Srour admitted that he had published a video clip containing a call for demonstrations from alleged Muslim Brotherhood members on his Facebook page and YouTube channel, but claimed that he shared the video as a news update with no intention of encouraging his followers to take part in the protests. “It’s not necessary to be a supporter of that news,” he clarified during the investigations.

Police arrested Srour and several others in March 2019 following a call for demonstrations by regime critic and fugitive journalist Moataz Matar on al-Sharq TV Channel, which is based in Turkey. Matar called on participants to blow whistles simultaneously as a symbol of anti-government demonstrations and urged demonstrators to spread the message “Be reassured you are not alone,” on paper money.

In July 2015, the TV host was sentenced in absentia to 10 years in prison for “inciting to overthrow the regime” and “spreading false news.”
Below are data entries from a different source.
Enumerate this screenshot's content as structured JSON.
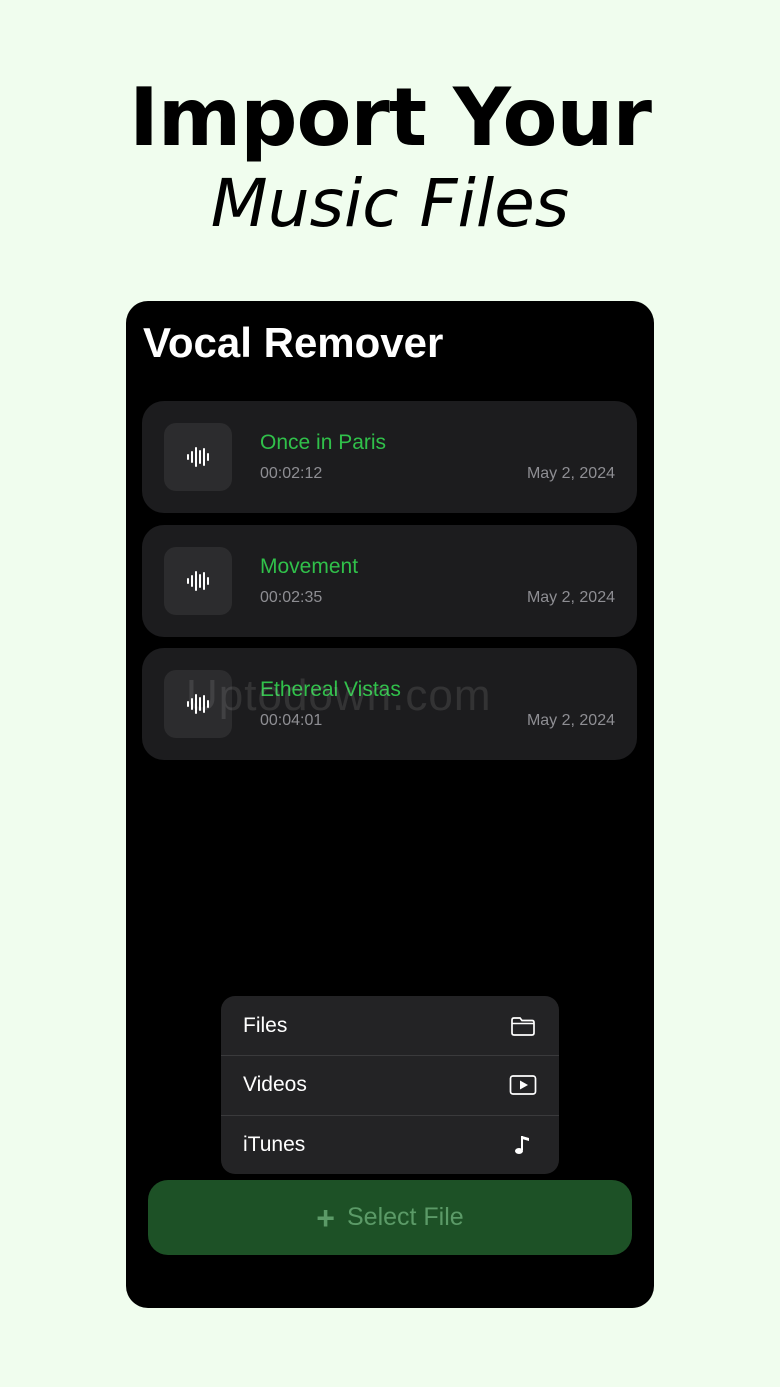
{
  "headline": {
    "line1": "Import Your",
    "line2": "Music Files"
  },
  "app": {
    "title": "Vocal Remover",
    "watermark": "Uptodown.com"
  },
  "tracks": [
    {
      "name": "Once in Paris",
      "duration": "00:02:12",
      "date": "May 2, 2024"
    },
    {
      "name": "Movement",
      "duration": "00:02:35",
      "date": "May 2, 2024"
    },
    {
      "name": "Ethereal Vistas",
      "duration": "00:04:01",
      "date": "May 2, 2024"
    }
  ],
  "menu": {
    "items": [
      {
        "label": "Files",
        "icon": "folder-icon"
      },
      {
        "label": "Videos",
        "icon": "play-icon"
      },
      {
        "label": "iTunes",
        "icon": "music-note-icon"
      }
    ]
  },
  "select_button": {
    "label": "Select File",
    "icon": "plus-icon"
  },
  "colors": {
    "background": "#f0fdee",
    "accent_green": "#30c04a",
    "button_green": "#1d5126",
    "card": "#1c1c1e"
  }
}
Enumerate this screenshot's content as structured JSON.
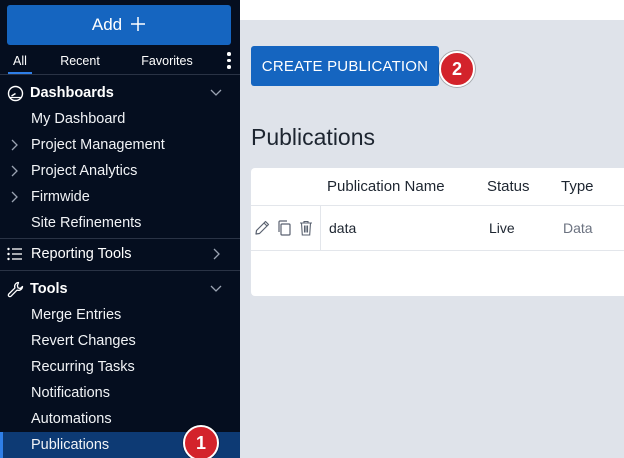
{
  "sidebar": {
    "add_label": "Add",
    "tabs": [
      {
        "label": "All"
      },
      {
        "label": "Recent"
      },
      {
        "label": "Favorites"
      }
    ],
    "dashboards": {
      "title": "Dashboards",
      "items": [
        {
          "label": "My Dashboard"
        },
        {
          "label": "Project Management"
        },
        {
          "label": "Project Analytics"
        },
        {
          "label": "Firmwide"
        },
        {
          "label": "Site Refinements"
        }
      ]
    },
    "reporting_tools": {
      "label": "Reporting Tools"
    },
    "tools": {
      "title": "Tools",
      "items": [
        {
          "label": "Merge Entries"
        },
        {
          "label": "Revert Changes"
        },
        {
          "label": "Recurring Tasks"
        },
        {
          "label": "Notifications"
        },
        {
          "label": "Automations"
        },
        {
          "label": "Publications"
        }
      ]
    },
    "badge": "1"
  },
  "main": {
    "create_button": "CREATE PUBLICATION",
    "badge": "2",
    "title": "Publications",
    "table": {
      "columns": [
        "Publication Name",
        "Status",
        "Type"
      ],
      "rows": [
        {
          "name": "data",
          "status": "Live",
          "type": "Data"
        }
      ]
    }
  },
  "colors": {
    "accent": "#1565c0",
    "sidebar_bg": "#050e1f",
    "badge": "#d3232b"
  }
}
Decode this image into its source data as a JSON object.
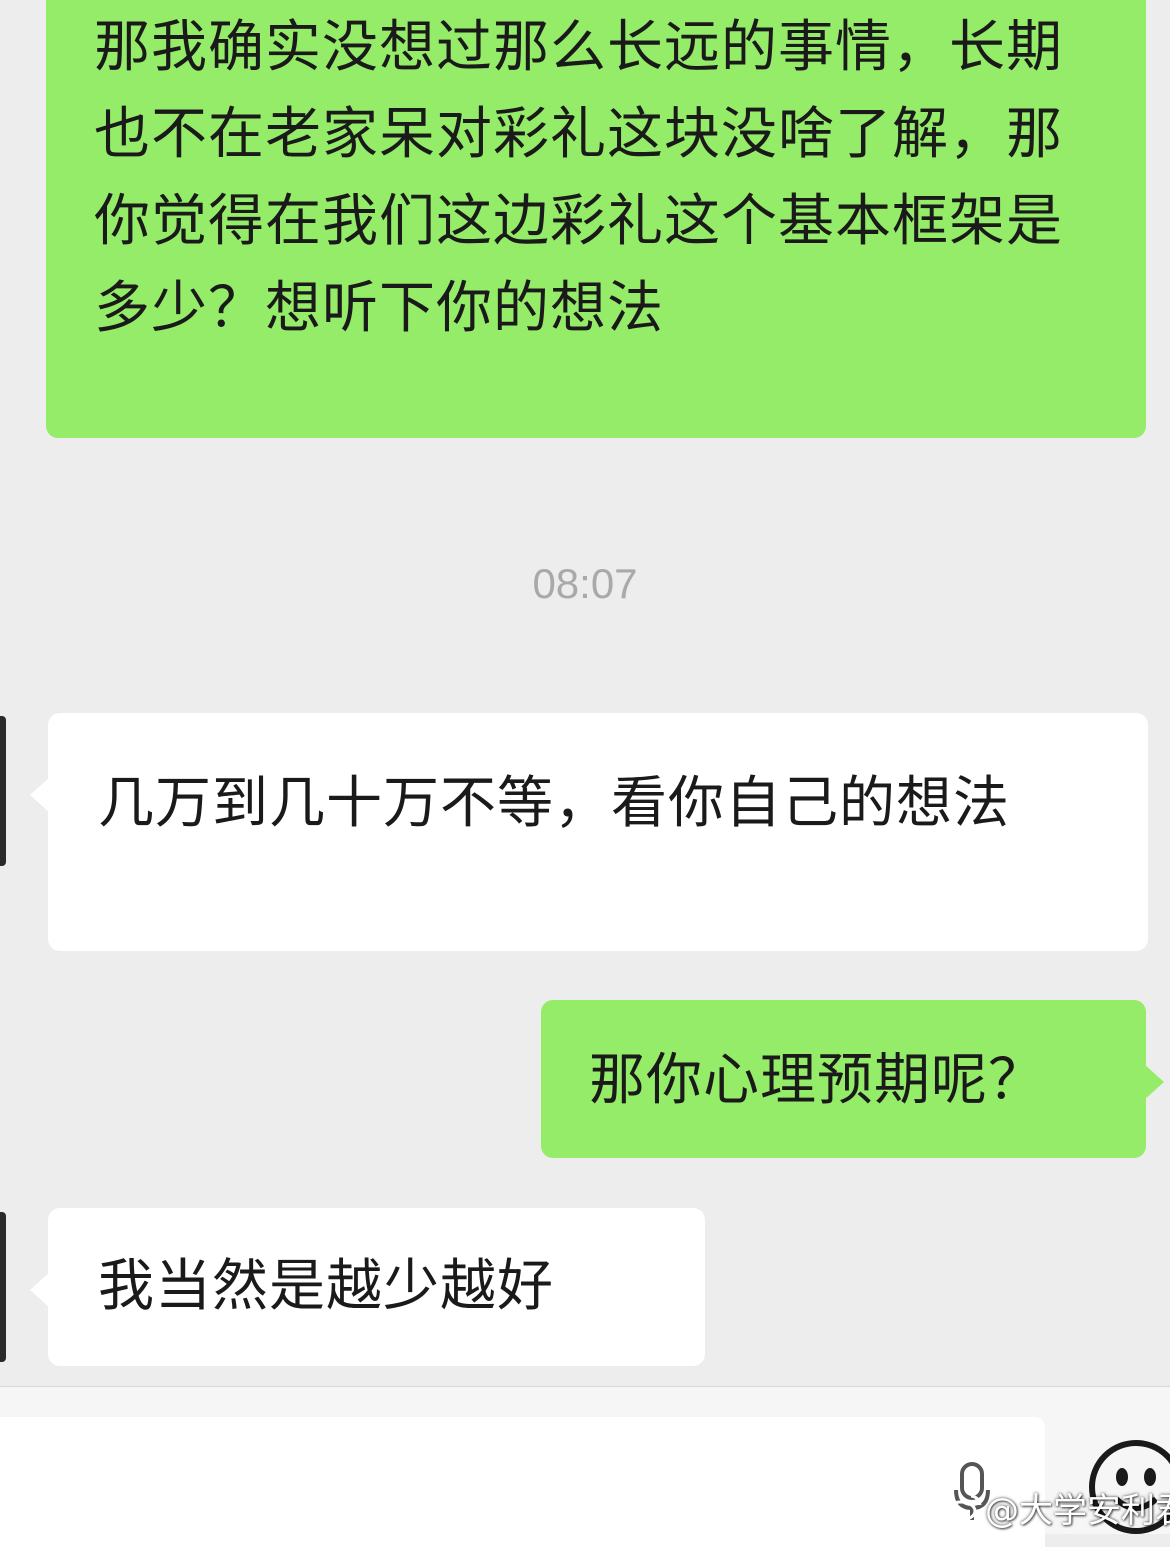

Al-Sharq has been the target of heavy criticism from the Egyptian government, which previously accused it of incitement and deems it a “terrorist channel affiliated with the banned Muslim Brotherhood.”

Twelve people in total have been imprisoned in connection with the “al-Safafeer” case.

Authorities have led a crackdown on Muslim Brotherhood members and supporters since former president Mohamed Morsi’s ouster in July 2013. Egypt listed the Brotherhood as a terrorist organization that same year and insists that the group is behind the wave of militancy that has targeted security personnel since Morsi’s ouster. The Brotherhood denies those accusations.